Por esto nuestros equipos sanitarios que se realizaron gracias a Tarrou deben ser juzgados con una satisfacción objetiva. Por esto el cronista no se pondrá a cantar demasiado elocuentemente una voluntad y un heroísmo a los cuales no atribuye más que una importancia razonable. Pero continuará siendo el historiador de los corazones desgarrados y exigentes que la peste hizo de todos nuestros conciudadanos.

Los que se dedicaron a los equipos sanitarios no tuvieron gran mérito al hacerlo, pues sabían que era lo único que quedaba, y no decidirse a ello hubiera sido lo increíble. Esos equipos ayudaron a nuestros conciudadanos a entrar en la peste más a fondo y los persuadieron en parte de que, puesto que la enfermedad estaba allí, había que hacer lo necesario para luchar contra ella. Al convertirse la peste en el deber de unos cuantos se la llegó a ver realmente como lo que era, esto es, cosa de todos.

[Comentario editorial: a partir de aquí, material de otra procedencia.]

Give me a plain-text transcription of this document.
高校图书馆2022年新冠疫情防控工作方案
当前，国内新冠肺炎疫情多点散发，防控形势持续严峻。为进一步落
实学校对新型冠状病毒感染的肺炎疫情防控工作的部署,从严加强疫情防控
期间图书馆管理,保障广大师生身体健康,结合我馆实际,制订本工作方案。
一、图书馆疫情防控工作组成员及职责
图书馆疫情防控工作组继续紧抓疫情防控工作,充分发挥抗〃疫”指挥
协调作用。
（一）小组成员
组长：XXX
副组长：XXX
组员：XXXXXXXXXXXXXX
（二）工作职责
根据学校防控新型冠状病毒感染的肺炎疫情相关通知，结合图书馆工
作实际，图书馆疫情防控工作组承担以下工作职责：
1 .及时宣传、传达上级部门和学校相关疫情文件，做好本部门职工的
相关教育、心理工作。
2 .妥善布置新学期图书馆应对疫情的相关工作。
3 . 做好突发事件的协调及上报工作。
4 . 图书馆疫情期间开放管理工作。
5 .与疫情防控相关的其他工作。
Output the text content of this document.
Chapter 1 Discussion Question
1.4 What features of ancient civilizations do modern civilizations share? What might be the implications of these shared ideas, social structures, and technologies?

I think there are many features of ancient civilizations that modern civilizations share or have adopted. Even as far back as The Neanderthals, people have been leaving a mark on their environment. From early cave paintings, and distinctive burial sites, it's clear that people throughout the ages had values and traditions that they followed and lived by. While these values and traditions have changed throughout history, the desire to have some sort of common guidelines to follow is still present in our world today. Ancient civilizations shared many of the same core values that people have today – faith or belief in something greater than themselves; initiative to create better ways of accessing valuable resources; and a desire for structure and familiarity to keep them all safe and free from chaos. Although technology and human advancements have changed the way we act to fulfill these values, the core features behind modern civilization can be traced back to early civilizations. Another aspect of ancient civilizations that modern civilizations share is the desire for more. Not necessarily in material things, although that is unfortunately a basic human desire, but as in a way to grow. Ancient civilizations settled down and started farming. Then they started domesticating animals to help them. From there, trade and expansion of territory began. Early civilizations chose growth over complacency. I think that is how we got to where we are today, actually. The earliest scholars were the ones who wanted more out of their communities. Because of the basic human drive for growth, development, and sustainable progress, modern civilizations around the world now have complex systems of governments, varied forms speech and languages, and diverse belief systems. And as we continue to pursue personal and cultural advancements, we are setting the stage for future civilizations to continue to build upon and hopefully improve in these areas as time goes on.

Esto está bien; pero nadie felicita a un maestro por enseñar que dos y dos son cuatro. Se le felicita, acaso, por haber elegido tan bella profesión. Digamos, pues, que era loable que Tarrou y otros se hubieran decidido a demostrar que dos y dos son cuatro, en vez de lo contrario, pero digamos también que esta buena voluntad les era común con el maestro, con todos los que tienen un corazón semejante al del maestro y que para honor del hombre son más numerosos de lo que se cree; tal es, al menos, la convicción del cronista. Éste se da muy bien cuenta, por otra parte, de la objeción que pueden hacerle: esos hombres arriesgan la vida. Pero hay siempre un momento en la historia en el que quien se atreve a decir que dos y dos son cuatro está condenado a muerte. Bien lo sabe el maestro. Y la cuestión no es saber cuál será el castigo o la recompensa que aguarda a ese razonamiento. La cuestión es saber si dos y dos son o no cuatro. Aquellos de nuestros conciudadanos que arriesgaban entonces sus vidas, tenían que decidir si estaban o no en la peste y si había o no que luchar contra ella.